In Tunisia, attempts to “save the country”

by time news

The president of the Tunisian electoral body was betting on a rebound in participation for the second round of legislative elections this Sunday, January 29, after the fiasco of the first round on December 17. Alas, the disaffection is just as massive, with an abstention rate of nearly 89%.

The 154 elected (1), of whom only a dozen are women, have no legitimacy in the eyes of the political parties excluded from this single-member ballot designed by President Kaïs Saïed who cultivates a hatred against them and has granted himself the full powers in 2021. The five parties, including the Islamists of Ennahda, united within the National Salvation Front have thus called for “to work hand in hand to create change by the departure of Kaïs Saïed and going to an early presidential election”.

“There is no political alternative”

“But the opposition is split into three irreconcilable blocs,” comments Hatem Nafti, author of Tunisia, towards an authoritarian populism? (2). ” On the one hand, he details, the Islamists and their allies who want to return to power without learning from their failures; on the other, the party of Abir Moussi, from the dissolved party of ex-president Ben Ali, which wants to return to the old regime and close the parenthesis of the democratic transition opened in 2011; and finally the parties of the center and of the left, allied to the defenders of human rights, themselves very divided. »

“There is no political alternative”, summarizes, concisely, the sociologist Mehdi Mabrouk. And Tunisia is sinking month after month into what some call a “Lebanization” of the country made up of shortages, inflation, degradation of public services, informal trade and migration flight. Faced with this disintegration, Kaïs Saïed certainly loses its aura. “But he still remains in the lead in the polls”, He hates Nafti.

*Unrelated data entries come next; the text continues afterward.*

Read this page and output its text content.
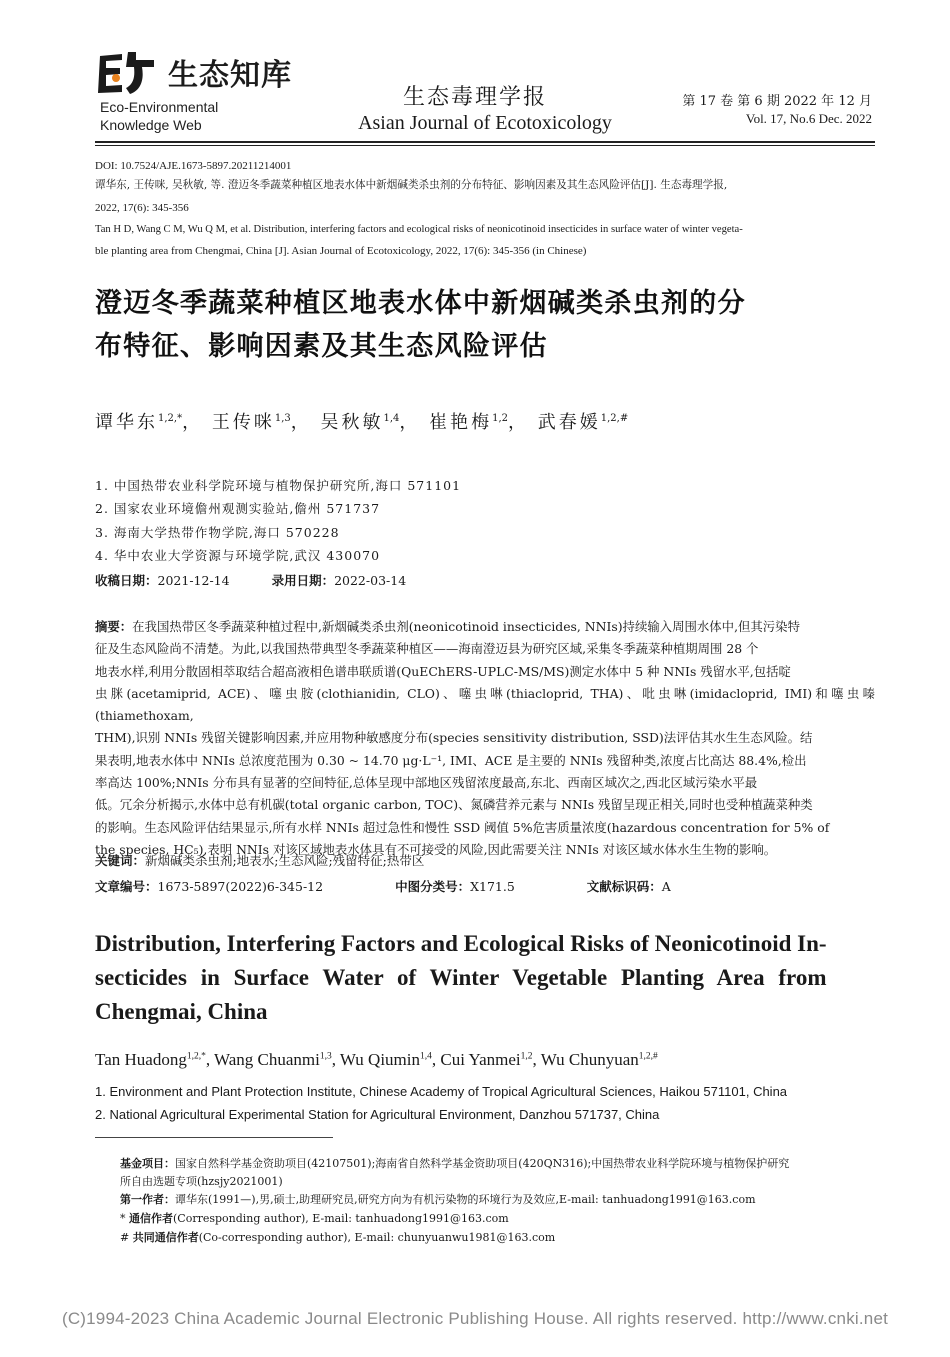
生态知库
Eco-Environmental
Knowledge Web
生态毒理学报
Asian Journal of Ecotoxicology
第 17 卷 第 6 期 2022 年 12 月
Vol. 17, No.6 Dec. 2022
DOI: 10.7524/AJE.1673-5897.20211214001
谭华东, 王传咪, 吴秋敏, 等. 澄迈冬季蔬菜种植区地表水体中新烟碱类杀虫剂的分布特征、影响因素及其生态风险评估[J]. 生态毒理学报,
2022, 17(6): 345-356
Tan H D, Wang C M, Wu Q M, et al. Distribution, interfering factors and ecological risks of neonicotinoid insecticides in surface water of winter vegeta-
ble planting area from Chengmai, China [J]. Asian Journal of Ecotoxicology, 2022, 17(6): 345-356 (in Chinese)
澄迈冬季蔬菜种植区地表水体中新烟碱类杀虫剂的分
布特征、影响因素及其生态风险评估
谭华东$^{1,2,*}$， 王传咪$^{1,3}$， 吴秋敏$^{1,4}$， 崔艳梅$^{1,2}$， 武春媛$^{1,2,\#}$
1. 中国热带农业科学院环境与植物保护研究所,海口 571101
2. 国家农业环境儋州观测实验站,儋州 571737
3. 海南大学热带作物学院,海口 570228
4. 华中农业大学资源与环境学院,武汉 430070
收稿日期：2021-12-14	录用日期：2022-03-14
摘要：在我国热带区冬季蔬菜种植过程中,新烟碱类杀虫剂(neonicotinoid insecticides, NNIs)持续输入周围水体中,但其污染特
征及生态风险尚不清楚。为此,以我国热带典型冬季蔬菜种植区——海南澄迈县为研究区域,采集冬季蔬菜种植期周围 28 个
地表水样,利用分散固相萃取结合超高液相色谱串联质谱(QuEChERS-UPLC-MS/MS)测定水体中 5 种 NNIs 残留水平,包括啶
虫脒(acetamiprid, ACE)、噻虫胺(clothianidin, CLO)、噻虫啉(thiacloprid, THA)、吡虫啉(imidacloprid, IMI)和噻虫嗪(thiamethoxam,
THM),识别 NNIs 残留关键影响因素,并应用物种敏感度分布(species sensitivity distribution, SSD)法评估其水生生态风险。结
果表明,地表水体中 NNIs 总浓度范围为 0.30 ~ 14.70 μg·L⁻¹, IMI、ACE 是主要的 NNIs 残留种类,浓度占比高达 88.4%,检出
率高达 100%;NNIs 分布具有显著的空间特征,总体呈现中部地区残留浓度最高,东北、西南区域次之,西北区域污染水平最
低。冗余分析揭示,水体中总有机碳(total organic carbon, TOC)、氮磷营养元素与 NNIs 残留呈现正相关,同时也受种植蔬菜种类
的影响。生态风险评估结果显示,所有水样 NNIs 超过急性和慢性 SSD 阈值 5%危害质量浓度(hazardous concentration for 5% of
the species, HC₅),表明 NNIs 对该区域地表水体具有不可接受的风险,因此需要关注 NNIs 对该区域水体水生生物的影响。
关键词：新烟碱类杀虫剂;地表水;生态风险;残留特征;热带区
文章编号：1673-5897(2022)6-345-12	中图分类号：X171.5	文献标识码：A
Distribution, Interfering Factors and Ecological Risks of Neonicotinoid In-
secticides in Surface Water of Winter Vegetable Planting Area from
Chengmai, China
Tan Huadong$^{1,2,*}$, Wang Chuanmi$^{1,3}$, Wu Qiumin$^{1,4}$, Cui Yanmei$^{1,2}$, Wu Chunyuan$^{1,2,\#}$
1. Environment and Plant Protection Institute, Chinese Academy of Tropical Agricultural Sciences, Haikou 571101, China
2. National Agricultural Experimental Station for Agricultural Environment, Danzhou 571737, China
基金项目：国家自然科学基金资助项目(42107501);海南省自然科学基金资助项目(420QN316);中国热带农业科学院环境与植物保护研究
所自由选题专项(hzsjy2021001)
第一作者：谭华东(1991—),男,硕士,助理研究员,研究方向为有机污染物的环境行为及效应,E-mail: tanhuadong1991@163.com
* 通信作者(Corresponding author), E-mail: tanhuadong1991@163.com
# 共同通信作者(Co-corresponding author), E-mail: chunyuanwu1981@163.com
(C)1994-2023 China Academic Journal Electronic Publishing House. All rights reserved. http://www.cnki.net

A quartet to save what was the pearl of the Arab Spring

And according to him, the boycott of the poll is directed as much against the president as against the discredited political parties. Almost all Tunisians applauded when Kaïs Saïed carried out his coup on July 25, 2021 and suspended a parliament that had been a miserable spectacle, unable to stimulate the smooth running of the country. Including the powerful UGTT trade union center and other civil society organizations which today seek to organize themselves to “save the country”.

The UGTT has joined forces with the League for Human Rights, the Bar Association and the Forum for Economic and Social Rights (FTDES), to form a “quartet”, dreaming of once again taking on the role as a scout in the country, like the quartet created in 2013 when Tunisia threatened to slide into civil war. This earned them a Nobel Peace Prize in 2015.

“Three political, economic and social commissions have been created within the quartet and are giving themselves a month to give a roadmap to the president and the population”, says Abderrahman Hedhili, president of the FTDES, who wants to believe that history can repeat itself to save once again what was the pearl of the Arab spring.